Shiva's other dreams are also equally fascinating. Landing a hot chick is on top of that list. With the charm of a broken wash-basin, the only hot chick he can land is a piece of chicken on his plate. That, too, because it's dead. His two philosophically retarded buddies blast him for being such a lady repellent. They implore him to reconsider his attitude towards love.
They of course meant that he change his attitude of ignoring people's love for cinema, and quit acting. Shiva doesn't take the hint. Instead, he falls in love with this girl. Fate has it that these two only keep rubbing against each other in dream sequences. Nightmare sequences to be exact. In reality, they never actually meet. Sure, he falls in love and stuff, but he always keeps missing her barely.
Now, the villain (Ashish Vidyarthi), after seeing the heroine for barely a few minutes, thinks he should marry her. By the way, this dude is totally out of his marbles. This causes her to run hard and bump into Shiva. Shiva rescues her from the baddies only to realise that she's disappeared again. Smart girl, this.

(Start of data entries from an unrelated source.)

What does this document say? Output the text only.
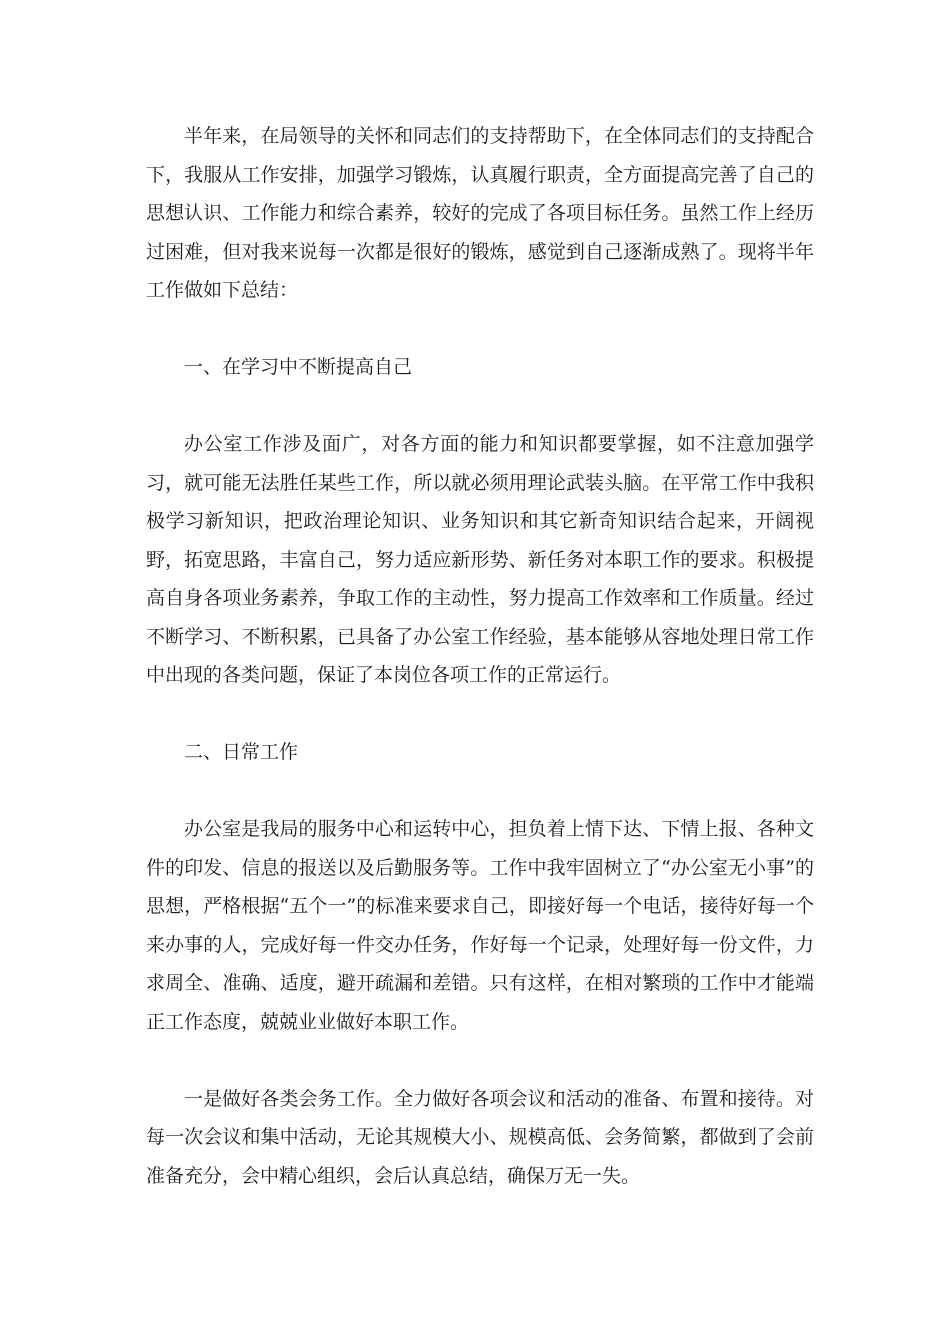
半年来，在局领导的关怀和同志们的支持帮助下，在全体同志们的支持配合下，我服从工作安排，加强学习锻炼，认真履行职责，全方面提高完善了自己的思想认识、工作能力和综合素养，较好的完成了各项目标任务。虽然工作上经历过困难，但对我来说每一次都是很好的锻炼，感觉到自己逐渐成熟了。现将半年工作做如下总结：

一、在学习中不断提高自己

办公室工作涉及面广，对各方面的能力和知识都要掌握，如不注意加强学习，就可能无法胜任某些工作，所以就必须用理论武装头脑。在平常工作中我积极学习新知识，把政治理论知识、业务知识和其它新奇知识结合起来，开阔视野，拓宽思路，丰富自己，努力适应新形势、新任务对本职工作的要求。积极提高自身各项业务素养，争取工作的主动性，努力提高工作效率和工作质量。经过不断学习、不断积累，已具备了办公室工作经验，基本能够从容地处理日常工作中出现的各类问题，保证了本岗位各项工作的正常运行。

二、日常工作

办公室是我局的服务中心和运转中心，担负着上情下达、下情上报、各种文件的印发、信息的报送以及后勤服务等。工作中我牢固树立了“办公室无小事”的思想，严格根据“五个一”的标准来要求自己，即接好每一个电话，接待好每一个来办事的人，完成好每一件交办任务，作好每一个记录，处理好每一份文件，力求周全、准确、适度，避开疏漏和差错。只有这样，在相对繁琐的工作中才能端正工作态度，兢兢业业做好本职工作。

一是做好各类会务工作。全力做好各项会议和活动的准备、布置和接待。对每一次会议和集中活动，无论其规模大小、规模高低、会务简繁，都做到了会前准备充分，会中精心组织，会后认真总结，确保万无一失。
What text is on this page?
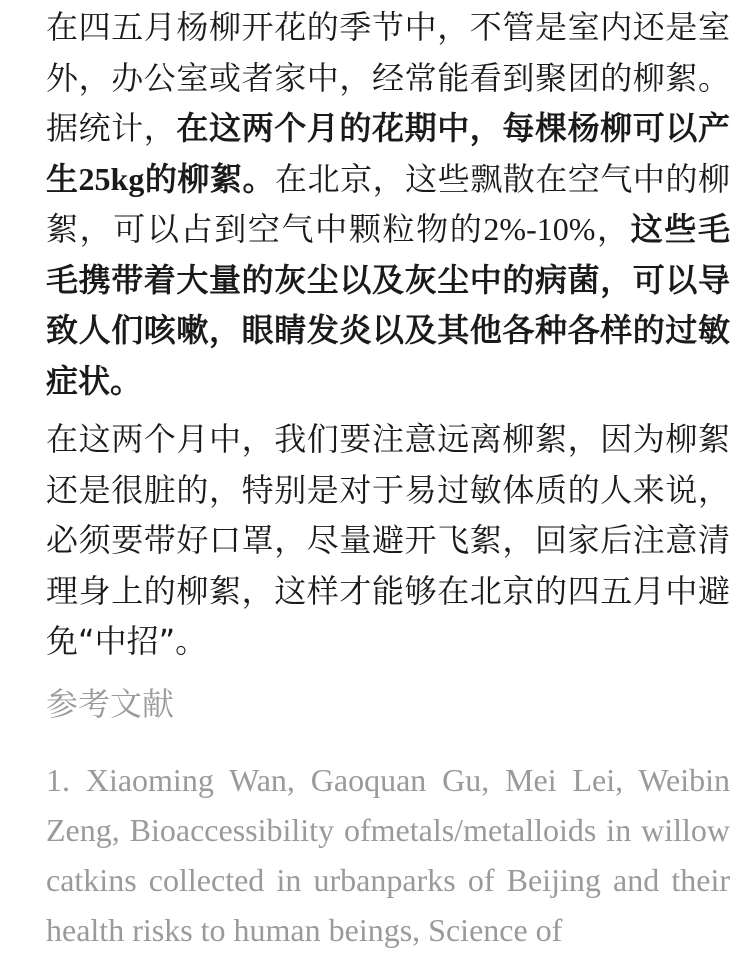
在四五月杨柳开花的季节中，不管是室内还是室外，办公室或者家中，经常能看到聚团的柳絮。据统计，在这两个月的花期中，每棵杨柳可以产生25kg的柳絮。在北京，这些飘散在空气中的柳絮，可以占到空气中颗粒物的2%-10%，这些毛毛携带着大量的灰尘以及灰尘中的病菌，可以导致人们咳嗽，眼睛发炎以及其他各种各样的过敏症状。

在这两个月中，我们要注意远离柳絮，因为柳絮还是很脏的，特别是对于易过敏体质的人来说，必须要带好口罩，尽量避开飞絮，回家后注意清理身上的柳絮，这样才能够在北京的四五月中避免“中招”。

参考文献

1. Xiaoming Wan, Gaoquan Gu, Mei Lei, Weibin Zeng, Bioaccessibility ofmetals/metalloids in willow catkins collected in urbanparks of Beijing and their health risks to human beings, Science of
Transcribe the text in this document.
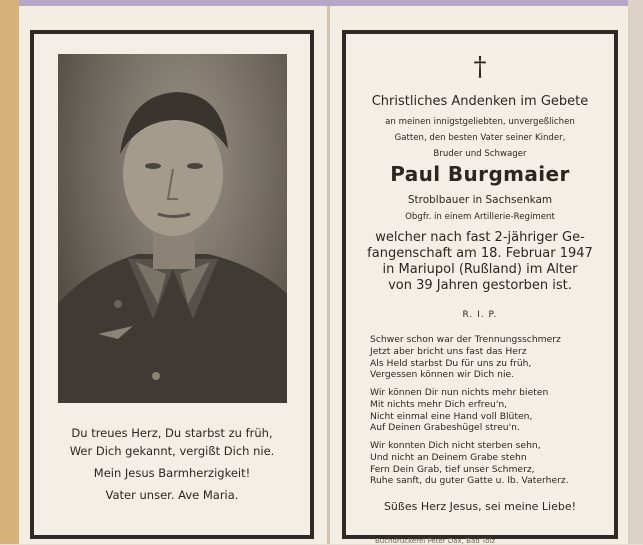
Du treues Herz, Du starbst zu früh,
Wer Dich gekannt, vergißt Dich nie.
Mein Jesus Barmherzigkeit!
Vater unser. Ave Maria.
†
Christliches Andenken im Gebete
an meinen innigstgeliebten, unvergeßlichen
Gatten, den besten Vater seiner Kinder,
Bruder und Schwager
Paul Burgmaier
Stroblbauer in Sachsenkam
Obgfr. in einem Artillerie-Regiment
welcher nach fast 2-jähriger Ge-
fangenschaft am 18. Februar 1947
in Mariupol (Rußland) im Alter
von 39 Jahren gestorben ist.
R. I. P.
Schwer schon war der Trennungsschmerz
Jetzt aber bricht uns fast das Herz
Als Held starbst Du für uns zu früh,
Vergessen können wir Dich nie.
Wir können Dir nun nichts mehr bieten
Mit nichts mehr Dich erfreu'n,
Nicht einmal eine Hand voll Blüten,
Auf Deinen Grabeshügel streu'n.
Wir konnten Dich nicht sterben sehn,
Und nicht an Deinem Grabe stehn
Fern Dein Grab, tief unser Schmerz,
Ruhe sanft, du guter Gatte u. lb. Vaterherz.
Süßes Herz Jesus, sei meine Liebe!
Buchdruckerei Peter Dax, Bad Tölz
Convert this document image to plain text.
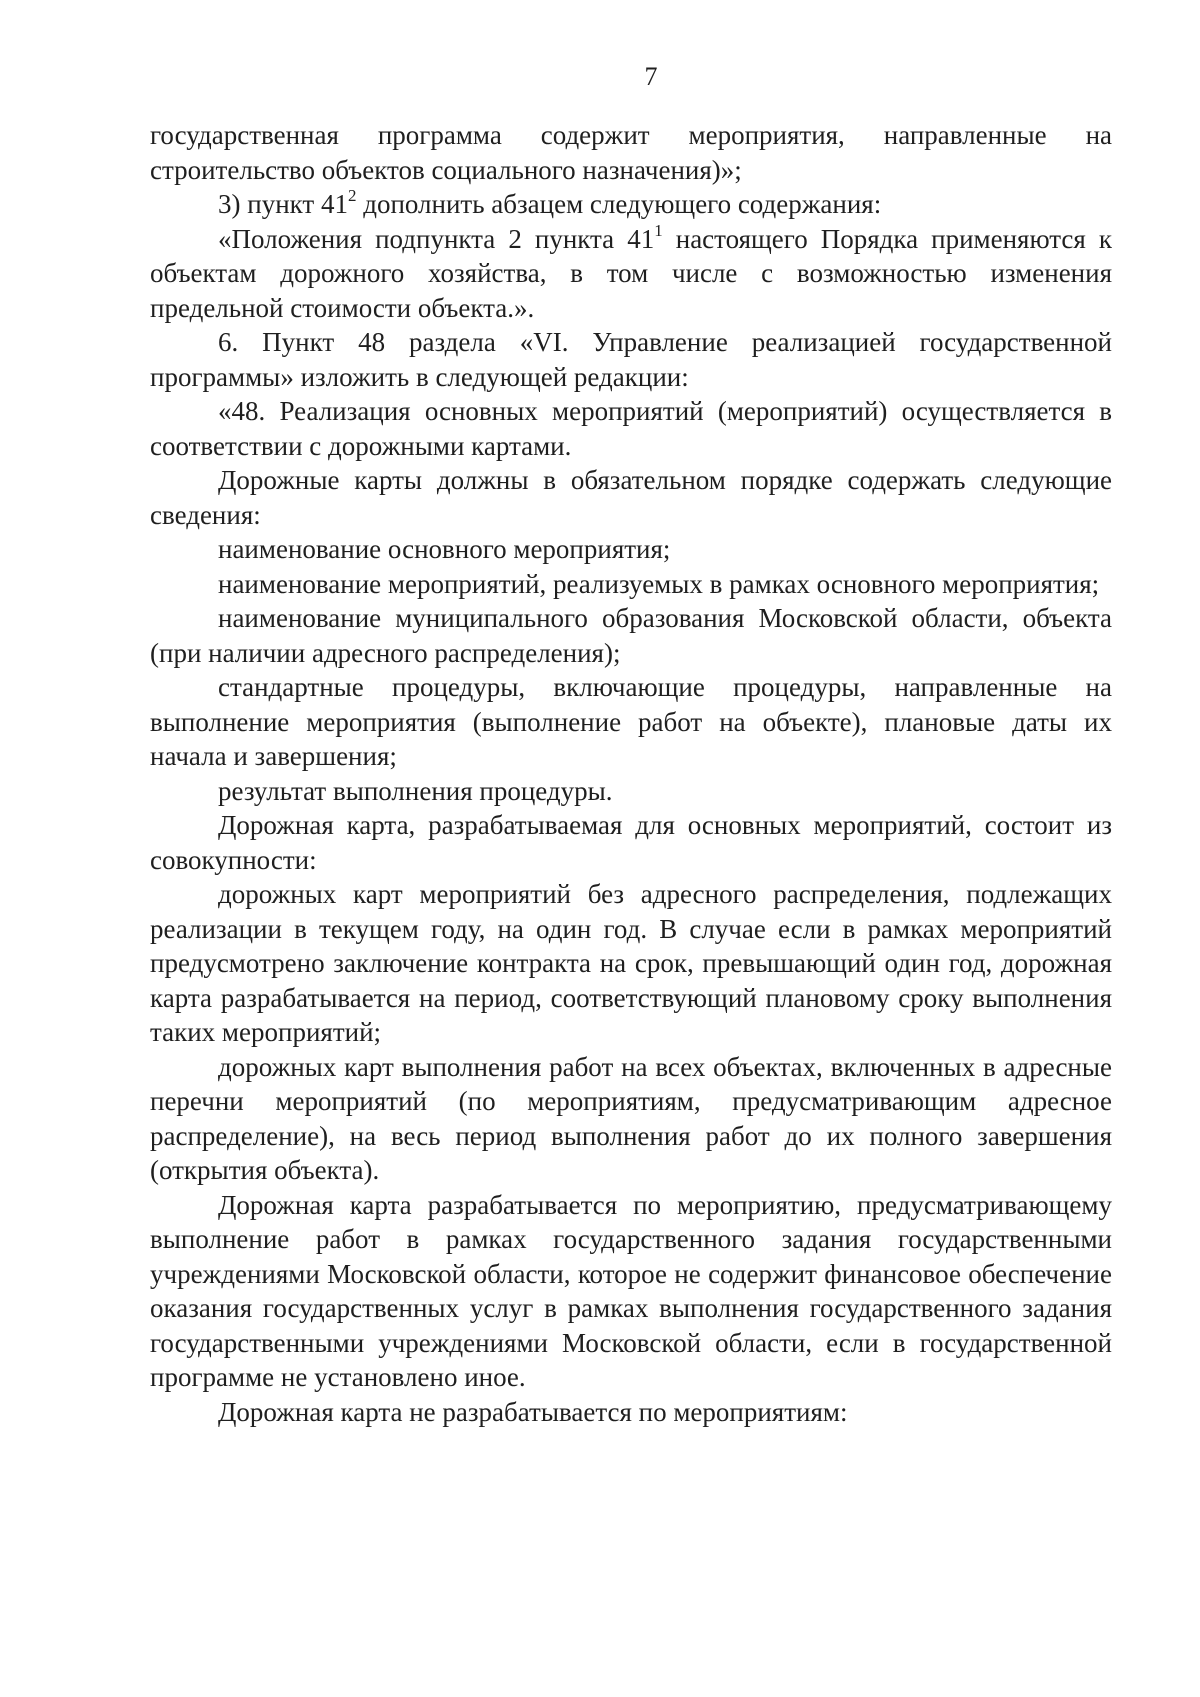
7

государственная программа содержит мероприятия, направленные на строительство объектов социального назначения)»;

3) пункт $41^2$ дополнить абзацем следующего содержания:

«Положения подпункта 2 пункта $41^1$ настоящего Порядка применяются к объектам дорожного хозяйства, в том числе с возможностью изменения предельной стоимости объекта.».

6. Пункт 48 раздела «VI. Управление реализацией государственной программы» изложить в следующей редакции:

«48. Реализация основных мероприятий (мероприятий) осуществляется в соответствии с дорожными картами.

Дорожные карты должны в обязательном порядке содержать следующие сведения:

наименование основного мероприятия;

наименование мероприятий, реализуемых в рамках основного мероприятия;

наименование муниципального образования Московской области, объекта (при наличии адресного распределения);

стандартные процедуры, включающие процедуры, направленные на выполнение мероприятия (выполнение работ на объекте), плановые даты их начала и завершения;

результат выполнения процедуры.

Дорожная карта, разрабатываемая для основных мероприятий, состоит из совокупности:

дорожных карт мероприятий без адресного распределения, подлежащих реализации в текущем году, на один год. В случае если в рамках мероприятий предусмотрено заключение контракта на срок, превышающий один год, дорожная карта разрабатывается на период, соответствующий плановому сроку выполнения таких мероприятий;

дорожных карт выполнения работ на всех объектах, включенных в адресные перечни мероприятий (по мероприятиям, предусматривающим адресное распределение), на весь период выполнения работ до их полного завершения (открытия объекта).

Дорожная карта разрабатывается по мероприятию, предусматривающему выполнение работ в рамках государственного задания государственными учреждениями Московской области, которое не содержит финансовое обеспечение оказания государственных услуг в рамках выполнения государственного задания государственными учреждениями Московской области, если в государственной программе не установлено иное.

Дорожная карта не разрабатывается по мероприятиям:
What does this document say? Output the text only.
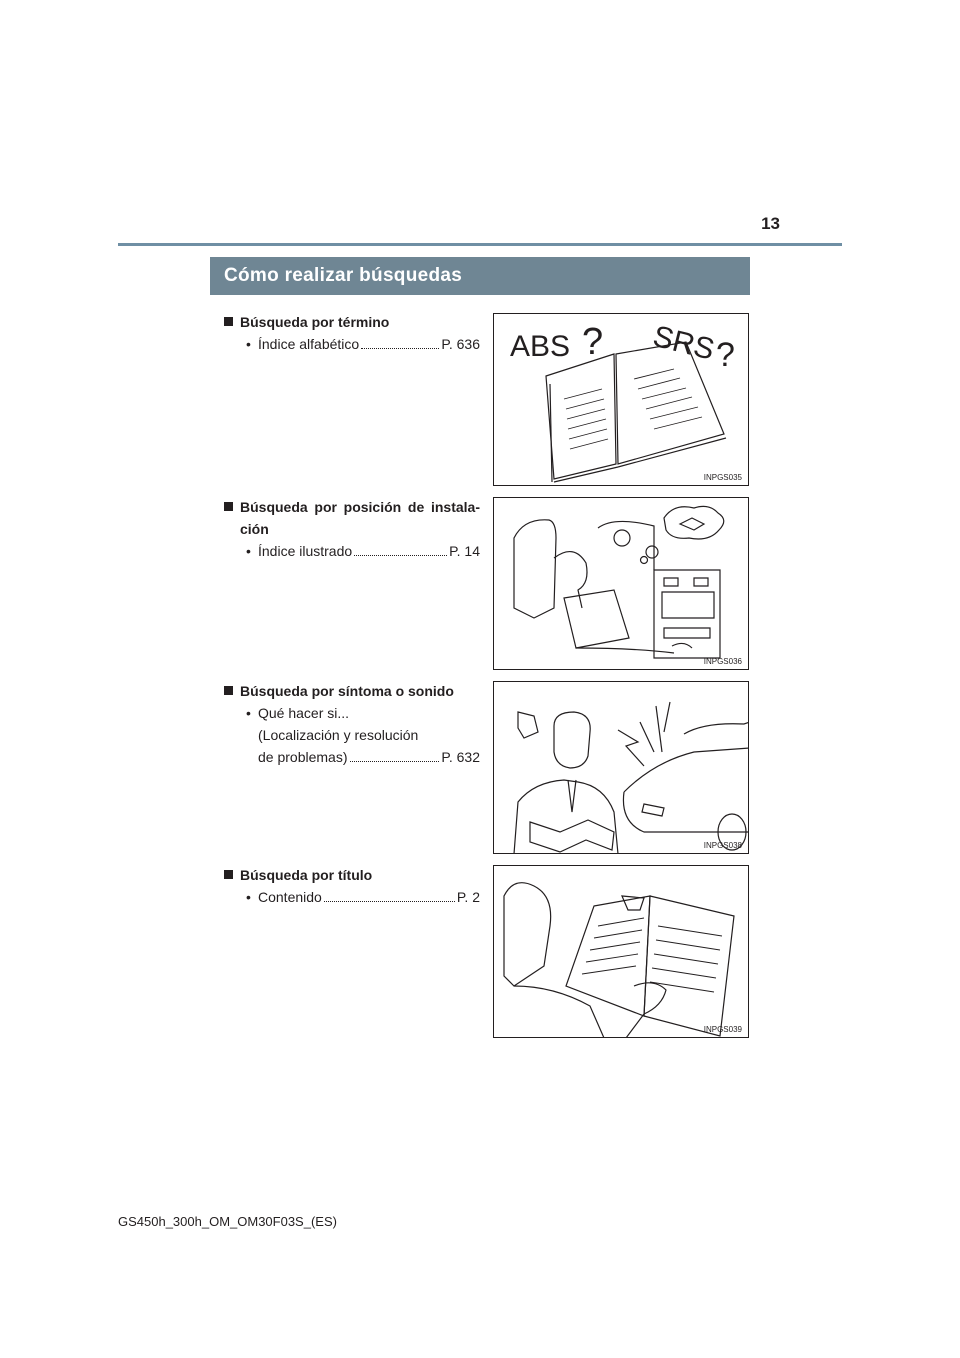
13
Cómo realizar búsquedas
Búsqueda por término
• Índice alfabético	P. 636
Búsqueda por posición de instala-ción
• Índice ilustrado	P. 14
Búsqueda por síntoma o sonido
• Qué hacer si...
(Localización y resolución
de problemas)	P. 632
Búsqueda por título
• Contenido	P. 2
ABS ? SRS
?
INPGS035
INPGS036
INPGS038
INPGS039
GS450h_300h_OM_OM30F03S_(ES)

Shiva is dejected. All those stunts, all those expressions, all those heavy dialogues... for what? FOR WHAT?! To see the heroine run away? What sorta stupid script is this? The only real chance he gets to hold her in his arms without stupid foreigners throwing stones at him, and she runs away! Damn the director!
Shiva's dejection is only short-lived. Shiva's putting on his dejection act cannot be borne by any grown-up human, leave alone someone like the director. So, soon, Shiva and his girl kiss and make up. And the villain is arrested by a CBI officer who was posing as a madman.
Pappu is the script writer, lyricist, music director, dialogue writer and the director of this movie. With so many jobs to handle, one can only forgive him for not having an attention span of more than a second in all these areas. But we really need to look seriously into this multi-talented, dynamic director. We not only need to look into him seriously, but also need to put a few bullets in him to make him that much stronger.
But Tarakratna has managed to show potential once again. He's a definite future prospect all right. He seems right on track to join the select few enjoying the super success of being electrically cremated at the Amberpet Crematorium. If he stars in movies like these, it's only ashes to ashes and dust and dust for him.
So, can any of the hardcore, masochistic sickos stomach this puke-gravy? No.